When clients call me and ask why they haven’t made as much money as they hoped the first thing I tell them – before explaining how the market works – is to look at their asset allocation. If the market performed well and your investment performance doesn’t match maybe it’s because you have more cash than needed in your investment portfolio.
Yes it’s your financial planner’s job to make sure you are invested in the best possible options, but sometimes these things are overlooked. If one of these options sounds like you then maybe you’re holding too much as in your investment portfolio.
4 reasons people have too much cash:
They forget to invest. Don’t get me wrong cash has its place in an investment portfolio but they key is to find the perfect proportion. Cash provides liquidity but at the same time it also provides a low rate of return.

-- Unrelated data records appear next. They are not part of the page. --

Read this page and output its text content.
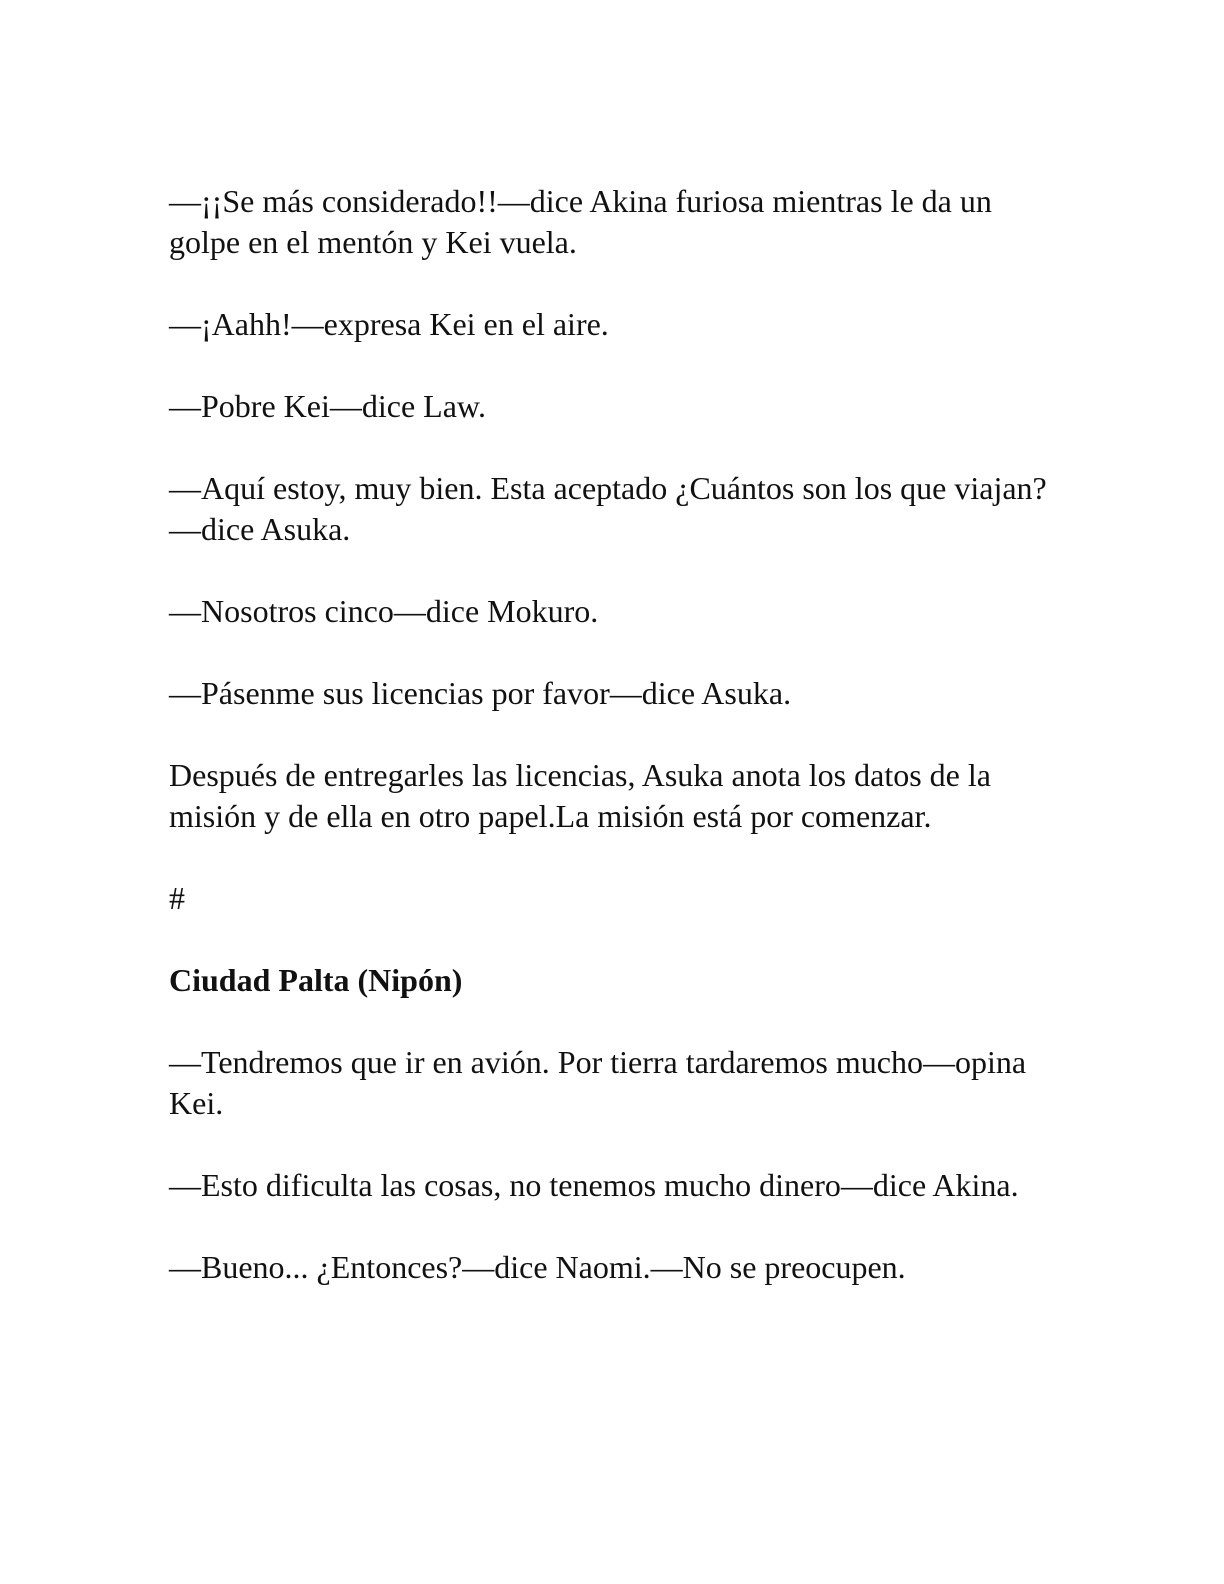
—¡¡Se más considerado!!—dice Akina furiosa mientras le da un golpe en el mentón y Kei vuela.

—¡Aahh!—expresa Kei en el aire.

—Pobre Kei—dice Law.

—Aquí estoy, muy bien. Esta aceptado ¿Cuántos son los que viajan?—dice Asuka.

—Nosotros cinco—dice Mokuro.

—Pásenme sus licencias por favor—dice Asuka.

Después de entregarles las licencias, Asuka anota los datos de la misión y de ella en otro papel.La misión está por comenzar.

#

Ciudad Palta (Nipón)

—Tendremos que ir en avión. Por tierra tardaremos mucho—opina Kei.

—Esto dificulta las cosas, no tenemos mucho dinero—dice Akina.

—Bueno... ¿Entonces?—dice Naomi.—No se preocupen.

Sometimes people place a contribution into cash because they don’t have the time right then and there to choose an investment. That’s OK for the short term but leaving too much cash for more than a month is just hurting your potential returns.
They don’t reinvest dividends. If you invest in stocks or mutual funds that pay dividends make sure to set the distributions to reinvest. Sometimes people have the dividends paid out to them if they need the income.

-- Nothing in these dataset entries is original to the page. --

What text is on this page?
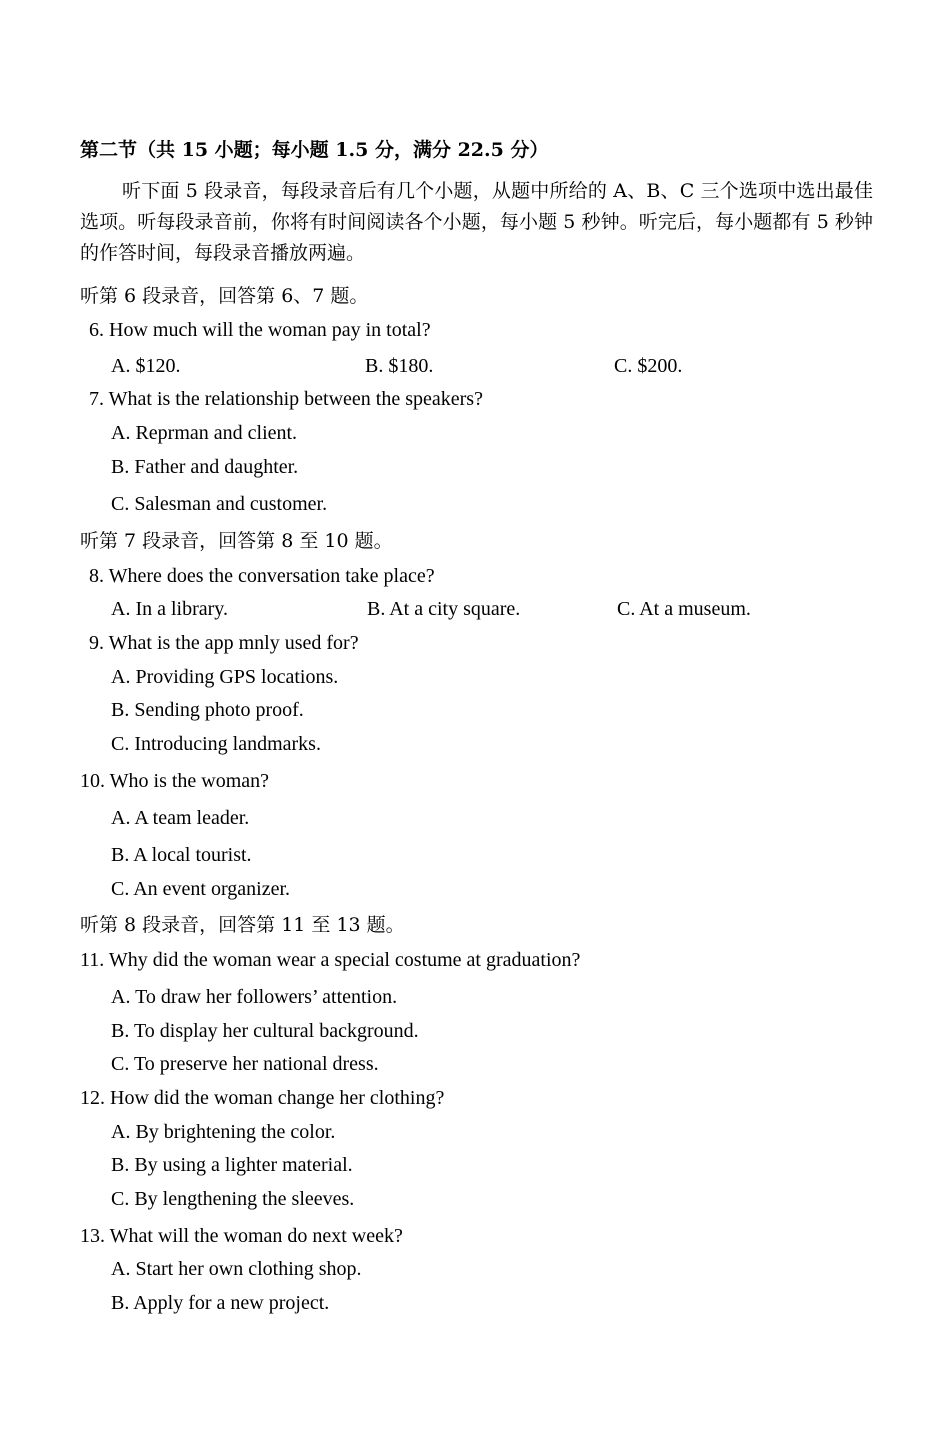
第二节（共 15 小题；每小题 1.5 分，满分 22.5 分）
听下面 5 段录音，每段录音后有几个小题，从题中所给的 A、B、C 三个选项中选出最佳选项。听每段录音前，你将有时间阅读各个小题，每小题 5 秒钟。听完后，每小题都有 5 秒钟的作答时间，每段录音播放两遍。
听第 6 段录音，回答第 6、7 题。
6. How much will the woman pay in total?
A. $120.	B. $180.	C. $200.
7. What is the relationship between the speakers?
A. Reprman and client.
B. Father and daughter.
C. Salesman and customer.
听第 7 段录音，回答第 8 至 10 题。
8. Where does the conversation take place?
A. In a library.	B. At a city square.	C. At a museum.
9. What is the app mnly used for?
A. Providing GPS locations.
B. Sending photo proof.
C. Introducing landmarks.
10. Who is the woman?
A. A team leader.
B. A local tourist.
C. An event organizer.
听第 8 段录音，回答第 11 至 13 题。
11. Why did the woman wear a special costume at graduation?
A. To draw her followers’ attention.
B. To display her cultural background.
C. To preserve her national dress.
12. How did the woman change her clothing?
A. By brightening the color.
B. By using a lighter material.
C. By lengthening the sleeves.
13. What will the woman do next week?
A. Start her own clothing shop.
B. Apply for a new project.
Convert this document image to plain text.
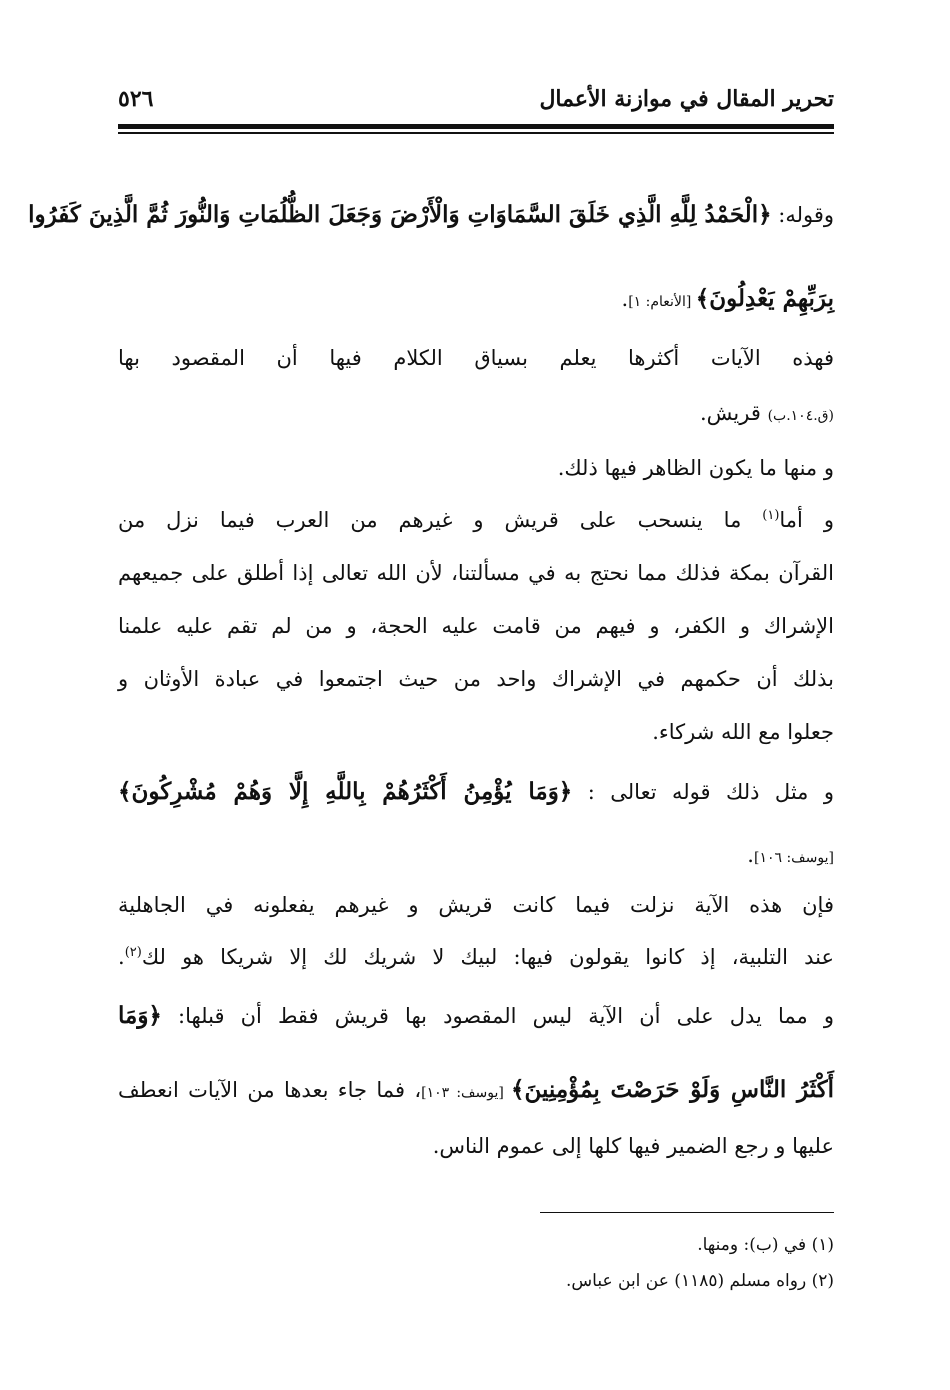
تحرير المقال في موازنة الأعمال
٥٢٦
وقوله: ﴿الْحَمْدُ لِلَّهِ الَّذِي خَلَقَ السَّمَاوَاتِ وَالْأَرْضَ وَجَعَلَ الظُّلُمَاتِ وَالنُّورَ ثُمَّ الَّذِينَ كَفَرُوا
بِرَبِّهِمْ يَعْدِلُونَ﴾ [الأنعام: ١].
فهذه الآيات أكثرها يعلم بسياق الكلام فيها أن المقصود بها
(ق.١٠٤.ب) قريش.
و منها ما يكون الظاهر فيها ذلك.
و أما$^{(١)}$ ما ينسحب على قريش و غيرهم من العرب فيما نزل من
القرآن بمكة فذلك مما نحتج به في مسألتنا، لأن الله تعالى إذا أطلق على جميعهم
الإشراك و الكفر، و فيهم من قامت عليه الحجة، و من لم تقم عليه علمنا
بذلك أن حكمهم في الإشراك واحد من حيث اجتمعوا في عبادة الأوثان و
جعلوا مع الله شركاء.
و مثل ذلك قوله تعالى : ﴿وَمَا يُؤْمِنُ أَكْثَرُهُمْ بِاللَّهِ إِلَّا وَهُمْ مُشْرِكُونَ﴾
[يوسف: ١٠٦].
فإن هذه الآية نزلت فيما كانت قريش و غيرهم يفعلونه في الجاهلية
عند التلبية، إذ كانوا يقولون فيها: لبيك لا شريك لك إلا شريكا هو لك$^{(٢)}$.
و مما يدل على أن الآية ليس المقصود بها قريش فقط أن قبلها: ﴿وَمَا
أَكْثَرُ النَّاسِ وَلَوْ حَرَصْتَ بِمُؤْمِنِينَ﴾ [يوسف: ١٠٣]، فما جاء بعدها من الآيات انعطف
عليها و رجع الضمير فيها كلها إلى عموم الناس.
(١) في (ب): ومنها.
(٢) رواه مسلم (١١٨٥) عن ابن عباس.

If you don’t need income from your quarterly or annual dividends advise your financial planner to have them reinvest to buy more stocks or units of mutual funds, this way your money keeps working for you and you won’t be losing out.
They can’t make a decision. Are you one of those indecisive people who think every option is the best one? I am one of those people, hence I’m a balanced investor. I invest half my money in low risk income such as bonds and the other half in higher risk investments such as equities. Whenever I make a contribution into my retirement account I always make sure it’s split half/half.

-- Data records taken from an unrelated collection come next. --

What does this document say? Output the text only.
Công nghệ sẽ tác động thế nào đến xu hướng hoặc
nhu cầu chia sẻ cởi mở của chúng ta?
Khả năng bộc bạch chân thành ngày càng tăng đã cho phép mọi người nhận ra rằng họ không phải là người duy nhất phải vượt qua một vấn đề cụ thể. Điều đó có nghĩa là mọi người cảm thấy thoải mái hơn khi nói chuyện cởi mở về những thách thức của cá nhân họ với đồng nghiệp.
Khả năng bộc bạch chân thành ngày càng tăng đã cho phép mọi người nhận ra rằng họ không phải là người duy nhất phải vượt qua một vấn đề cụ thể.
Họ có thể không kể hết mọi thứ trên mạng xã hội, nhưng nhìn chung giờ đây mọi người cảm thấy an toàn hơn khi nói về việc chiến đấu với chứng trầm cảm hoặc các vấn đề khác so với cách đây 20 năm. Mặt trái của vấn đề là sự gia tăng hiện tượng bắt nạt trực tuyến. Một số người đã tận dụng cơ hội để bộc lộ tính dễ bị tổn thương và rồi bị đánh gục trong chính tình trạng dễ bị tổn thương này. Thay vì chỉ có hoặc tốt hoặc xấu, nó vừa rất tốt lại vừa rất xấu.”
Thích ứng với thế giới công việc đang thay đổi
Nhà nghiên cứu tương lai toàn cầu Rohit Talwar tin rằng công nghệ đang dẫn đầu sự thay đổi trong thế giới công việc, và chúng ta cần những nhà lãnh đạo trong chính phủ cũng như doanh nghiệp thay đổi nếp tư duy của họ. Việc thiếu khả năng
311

If your investment strategy is more complicated than mine try to make a decision on how you want to invest and if you can’t make a decision talk to your investment advisor before you make the deposit. This will give you time to mull over the options as oppose to making an on the spot decision. We all know that “I’m just putting it in cash temporarily” means it will probably be there for a very long time.
They don’t understand the options. Risk is the number one reason why people hesitate when it comes to investing. They hear horror stories about their neighbor’s brother who lost his pension in the market and they’re afraid the same thing will happen to them.
What most people don’t understand is that for the exact same thing to happen they would have had to invest in the exact same investment on the exact same day as your neighbor’s brother. Since you are hearing about the incident after the fact what are the odds of that? Slim to none.
There are several – thousands – types of investments available out there. Don’t limit your potential returns because you don’t know your options. Not all investment options are high risk, there’s really something for everyone from a first time investor to a grandma collecting social security. You just have to find the right option for you.